Oui, ce choix est important, primordial, vital. Pour vous, pour moi, où est le centre ? Si la question se pose, c’est parce que le serpent l’a posée sous une forme perverse, mais c’est fait, c’est fait depuis toujours, et il faut faire avec, il faut donc y répondre. Reculer, se cacher, c’est « se cacher de la face de l’Éternel Dieu au milieu de l’arbre du jardin », c’est se cacher au lieu-même du péché, à l’endroit où se révèle à la fois mon hybris et son inanité : ma nudité. Comme si je pouvais me cacher de Dieu ! « Il n’y a rien de caché qui ne doive être révélé » (Matth. 10 / 26).
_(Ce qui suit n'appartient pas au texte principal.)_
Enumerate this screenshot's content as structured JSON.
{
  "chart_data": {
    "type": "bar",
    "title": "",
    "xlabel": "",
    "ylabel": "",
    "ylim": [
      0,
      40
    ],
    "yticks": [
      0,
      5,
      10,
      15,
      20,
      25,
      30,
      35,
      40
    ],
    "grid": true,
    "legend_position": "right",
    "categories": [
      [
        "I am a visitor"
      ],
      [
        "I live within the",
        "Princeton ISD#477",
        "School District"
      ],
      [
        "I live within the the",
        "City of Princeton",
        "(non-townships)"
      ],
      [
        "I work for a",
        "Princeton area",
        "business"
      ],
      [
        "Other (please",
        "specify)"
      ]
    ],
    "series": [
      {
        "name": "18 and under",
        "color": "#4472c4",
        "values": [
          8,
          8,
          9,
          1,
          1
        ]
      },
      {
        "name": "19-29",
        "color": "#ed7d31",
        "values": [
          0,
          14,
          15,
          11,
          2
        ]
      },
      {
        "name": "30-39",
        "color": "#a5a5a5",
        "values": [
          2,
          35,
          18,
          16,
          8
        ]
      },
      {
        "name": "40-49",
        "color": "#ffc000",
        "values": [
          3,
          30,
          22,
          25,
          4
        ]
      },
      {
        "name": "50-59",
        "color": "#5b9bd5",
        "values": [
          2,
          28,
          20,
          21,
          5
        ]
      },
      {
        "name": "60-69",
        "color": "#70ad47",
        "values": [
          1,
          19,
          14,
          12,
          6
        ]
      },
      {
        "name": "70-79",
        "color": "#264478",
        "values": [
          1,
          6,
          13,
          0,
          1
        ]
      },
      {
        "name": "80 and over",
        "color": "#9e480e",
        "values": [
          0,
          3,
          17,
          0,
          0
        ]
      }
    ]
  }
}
Se cacher de Dieu, c’est rester dans le péché et y être découvert, c’est choisir la mort, la déliquescence de toutes les relations vitales : la distorsion du couple qui est évoquée dans le texte le dit bien, où désir et domination remplacent amour et partenariat, où le « terrien » est renvoyé à la « terre ». Se confier en Dieu, en le reconnaissant comme centre, c’est recevoir de lui le pardon, la paix, la vie, au grand jour. Ça ne nous est pas possible par nous-mêmes, c’est un don de Dieu. En Christ, nous sommes sortis de la condition humaine ordinaire, nous possédons ce qu’aucun être humain ne peut gagner : nous sommes enfants de Dieu.

 

Le diable se dévoile devant Jésus au désert : « Je te donnerai tout cela, si… » L’Évangile dit le contraire. L’Évangile dit le cadeau inconditionnel de Dieu à ceux qui font confiance à sa parole, à ceux qui reçoivent ce cadeau de la vie en Christ pour s’en servir et pour en témoigner afin que d’autres le reçoivent eux aussi. Le Christ, en quelque sorte, nous fait vivre le jardin au milieu d’un monde qui n’y ressemble guère et qui en a oublié jusqu’à l’image. Il n’est pas encore manifesté à tous, « l’arbre de vie, qui produit douze récoltes et donne son fruit chaque mois, [et dont] les feuilles servent à la guérison des nations. » (Apoc. 22 / 2) Mais nous, nous y avons déjà goûté, pain et vin, vie offerte et alliance éternelle. N’écoutons donc plus le serpent, ne le laissons plus nous enlever le don de Dieu, ne le laissons plus nous cacher le Christ. Car « nous sommes plus que vainqueurs par celui qui nous a aimés », comme Paul l’a écrit (Rom. 8 / 37). Il s’agit juste de vivre de cette victoire, de vivre en vainqueurs et non en esclaves. Le chemin est devant nous, offert. Amen.